Why Posting a Trip on Affiliated Traveller Earns You Money (When TripAdvisor Reviews Earn You Nothing)
You just got back from 10 days in the UK.
You stayed at a great Airbnb in Marylebone. You found an incredible Indian restaurant in Westminster that nobody talks about. You figured out the cheapest way to get from London to Edinburgh. You got your forex through BookMyForex and saved about £40 compared to the airport rate.
So you do what millions of travellers do. You open TripAdvisor and write a review. Three paragraphs, four stars, honest and useful. You hit submit.
And then absolutely nothing happens for you.
Someone in Mumbai planning their UK trip finds your review six months later. They book the same restaurant because of your recommendation. They have a brilliant evening. TripAdvisor earns ad revenue from that visit. The restaurant gets a booking. You get nothing.
This is the deal every traveller has accepted for twenty years without questioning it. Your knowledge, your research, your experience — handed over for free to a platform that profits from it while you move on to planning your next trip.
What Affiliated Traveller Does Differently
The premise of Affiliated Traveller is simple: the research you did before your trip has real commercial value. You compared forex providers. You picked a hotel in a specific neighbourhood for a reason. You chose travel insurance after reading the fine print. You found a tour operator whose reviews were actually honest.
That knowledge — the stuff you figured out so the next person doesn't have to — is exactly what travel businesses want to reach. And on Affiliated Traveller, you get paid every time someone uses your research to make a decision.
Here's what the same post-trip effort looks like on each platform.
The TripAdvisor Path
You write a review of The Cinnamon Club. It goes into TripAdvisor's database alongside 847 other reviews of the same restaurant. Your individual review is algorithmically averaged, filtered, ranked and occasionally featured — but it's indistinguishable from any other review. There is no way to monetise it. There is no way to link it to your other recommendations. There is no way for someone reading it to find the rest of your trip experience.
Your review earns you a "Level 4 Contributor" badge. That's it.
The Affiliated Traveller Path
You build a trip page. The Cinnamon Club appears in your "Where to Eat" section, with your specific tip — "set lunch menu is outstanding value, book a week ahead" — alongside your rating and the price you paid. That restaurant card sits on the same page as your hotel recommendation, your forex provider, your travel insurance choice, and your day-by-day journal.
When someone planning a UK trip from India lands on your page, they don't just see one review. They see your entire trip — structured, costed, and linked. When they click through to BookMyForex from your page, you earn a commission. When they book a hotel via your Booking.com affiliate link, you earn. When they book the Harry Potter Studio Tour through Viator from your activities section, you earn.

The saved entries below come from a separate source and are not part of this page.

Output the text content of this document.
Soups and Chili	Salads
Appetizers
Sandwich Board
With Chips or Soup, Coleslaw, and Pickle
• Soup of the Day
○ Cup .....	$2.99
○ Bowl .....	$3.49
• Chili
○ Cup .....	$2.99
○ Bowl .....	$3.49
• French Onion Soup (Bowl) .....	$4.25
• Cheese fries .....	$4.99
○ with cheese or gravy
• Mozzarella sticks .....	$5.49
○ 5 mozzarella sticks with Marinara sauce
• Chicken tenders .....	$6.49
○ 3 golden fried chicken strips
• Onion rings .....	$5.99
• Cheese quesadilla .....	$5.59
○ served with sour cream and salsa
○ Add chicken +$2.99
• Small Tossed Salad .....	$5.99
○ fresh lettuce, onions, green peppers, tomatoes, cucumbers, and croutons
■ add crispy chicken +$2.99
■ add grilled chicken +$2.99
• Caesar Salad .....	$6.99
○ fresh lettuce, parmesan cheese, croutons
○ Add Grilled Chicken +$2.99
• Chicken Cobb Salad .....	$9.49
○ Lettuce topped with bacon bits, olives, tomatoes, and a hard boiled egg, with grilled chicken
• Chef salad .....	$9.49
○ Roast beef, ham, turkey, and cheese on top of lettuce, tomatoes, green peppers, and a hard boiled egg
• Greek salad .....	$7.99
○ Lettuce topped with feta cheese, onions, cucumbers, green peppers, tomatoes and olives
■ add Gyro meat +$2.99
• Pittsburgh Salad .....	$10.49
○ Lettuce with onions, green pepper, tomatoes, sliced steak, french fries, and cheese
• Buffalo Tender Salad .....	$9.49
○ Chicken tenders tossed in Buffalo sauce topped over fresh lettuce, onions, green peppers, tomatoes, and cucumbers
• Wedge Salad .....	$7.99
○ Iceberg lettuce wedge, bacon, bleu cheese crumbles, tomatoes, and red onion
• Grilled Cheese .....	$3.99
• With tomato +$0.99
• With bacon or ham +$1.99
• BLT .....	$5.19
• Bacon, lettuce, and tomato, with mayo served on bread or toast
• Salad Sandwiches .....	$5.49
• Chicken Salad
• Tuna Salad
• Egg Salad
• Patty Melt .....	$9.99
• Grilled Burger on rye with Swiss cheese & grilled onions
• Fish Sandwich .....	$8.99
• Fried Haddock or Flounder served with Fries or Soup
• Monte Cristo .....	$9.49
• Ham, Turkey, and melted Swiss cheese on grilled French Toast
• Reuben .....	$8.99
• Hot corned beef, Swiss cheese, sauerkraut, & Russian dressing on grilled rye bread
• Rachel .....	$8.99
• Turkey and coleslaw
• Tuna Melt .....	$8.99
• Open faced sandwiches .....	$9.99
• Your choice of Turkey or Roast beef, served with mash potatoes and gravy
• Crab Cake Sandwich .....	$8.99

The same knowledge. The same effort. Completely different financial outcome.
The Numbers Side By Side
| TripAdvisor | Affiliated Traveller | |
|---|---|---|
| Time to create | 20 minutes per review | 45-60 minutes for full trip page |
| Earnings per visitor | £0 | £2-£30 depending on what they book |
| Your content lives where | Buried in a database | On your own named URL |
| Can someone find ALL your tips | No | Yes — one page |
| Do you build any asset | No | Yes — a page that earns passively |
| Trust signal | Anonymous reviewer | Real person, verified trip |
The Specific Difference That Matters Most
On TripAdvisor you are a contributor. On Affiliated Traveller you are a creator with a monetised asset.
The Affiliated Traveller trip page at affiliatedtraveller.com/trip/your-name/your-destination is yours. It has your name on it. It gets indexed by Google under your name and your destination. Six months after you publish it, someone searching "India to UK trip 2026 itinerary" might land on your page, read your journal, click your BookMyForex link, and you earn £3 while you're asleep.
TripAdvisor will never do that for you. It's not designed to. It's designed to aggregate your knowledge into its platform and monetise the traffic itself.
Who Should Make The Switch
If you travel at least once a year internationally and you currently write TripAdvisor reviews, post in travel Facebook groups, or answer questions in Reddit travel threads — you are already doing the work. You are already creating valuable content that helps other travellers.
The only question is whether you want to keep doing it for free, or start doing it on a platform that pays you for it.
Your next trip page takes about an hour to build. The first commission click could come within a week of Google indexing it. After that, the page earns while you plan your next trip.